Mrs. Jacobs thrived as a lecturer and writer. She seldom doubted the rightness of her views and remained an implacable opponent of high-rise buildings and sprawling suburbs even when they proved popular.

"Never before have normal human beings been consigned to such poverty of imagination and disrespect for function," she recently told students at the City College of New York. The suburbs were originated by those "selling out the country for cheap parking," she said.

Jane Butzner Jacobs, a daughter of a family doctor and a schoolteacher, was born May 4, 1916, in Scranton, Pa. A bright if inattentive student, Mrs. Jacobs spent much of her time working for the local newspaper. After high school graduation, she left the coal-mining region of northeastern Pennsylvania and settled in New York with an older sister.

"I had no understanding of the subway system," she said of her arrival in Manhattan. "I just would get off the subway not knowing where I was. One day, I emerged at Christopher Street. I went home and told my sister, 'I know where we should live!' The Village appealed to me because of its small scale and the shops of artisans."

She began writing freelance articles about the fur, diamond and flower districts in Manhattan, and each piece told her more about the city's layout.

In 1952, she began a decade-long writing career at Architectural Forum, where, she later said, "the editors declared I was to be their 'expert' on city planning subjects." An editor introduced her to the Rev. William Kirk, a figure in East Harlem's settlement-house movement who revolutionized the way she saw cities.
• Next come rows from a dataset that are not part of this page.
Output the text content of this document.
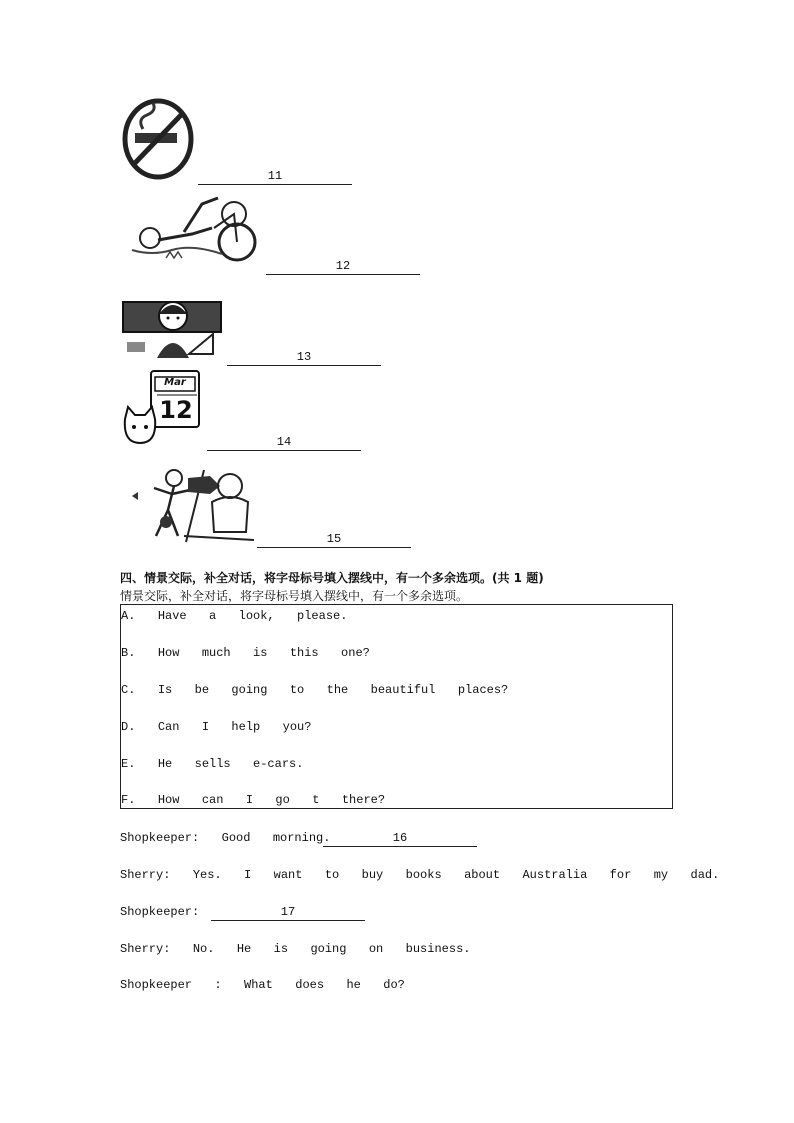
11
12
13
Mar
12
14
15
四、情景交际，补全对话，将字母标号填入摆线中，有一个多余选项。(共 1 题)
情景交际，补全对话，将字母标号填入摆线中，有一个多余选项。
A. Have  a  look,  please.
B. How  much  is  this  one?
C. Is  be  going  to  the  beautiful  places?
D. Can  I  help  you?
E. He  sells  e-cars.
F. How  can  I  go  t  there?
Shopkeeper: Good  morning.	16
Sherry: Yes.  I  want  to  buy  books  about  Australia  for  my  dad.
Shopkeeper:	17
Sherry: No.  He  is  going  on  business.
Shopkeeper  : What  does  he  do?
From him, she gleaned that cities should not be carved into distinct sections for working, living and shopping. "It's not just sidewalks and streets but what's on them and where they go," she said.

Her essay "Downtown is for People," which ran in Fortune magazine and appeared in the book "The Exploding Metropolis" (1958), attracted wide notice for underscoring her criticisms of urban renewal. This led to a Rockefeller Foundation grant to write "The Death and Life of Great American Cities."

During the next several years, she sat on various city and federal commissions on housing and beautification. At the same time, she led the effort to end the bulldozing of Greenwich Village's small-scale homes and replace them with high-rise housing.

In 1968, she was arrested for inciting a disturbance at a city hearing on a proposed expressway across Lower Manhattan. The charges were later reduced to disorderly conduct, and she agreed to pay for a new stenographic machine that was damaged in the scuffle.

Later that year, she moved to Toronto, where her husband, an architect, received a commission to design a hospital complex. She said it was the perfect time to leave the United States because she did not want her tax dollars going to support the Vietnam War.

Her other books included "The Economy of Cities" (1969), "Cities and the Wealth of Nations" (1984) and "Systems of Survival" (1994).

A Canadian citizen since 1973, she also addressed Quebec's struggle over sovereignty with "The Question of Separatism" (1980); wrote a memoir of her great-aunt in "A Schoolteacher in Old Alaska" (1995); and likened America's fate to that of the collapse of the Roman Empire in "Dark Age Ahead" (2004).

Her husband, Robert H. Jacobs Jr., whom she married in 1944, died in 1996.

Survivors include three children and a granddaughter.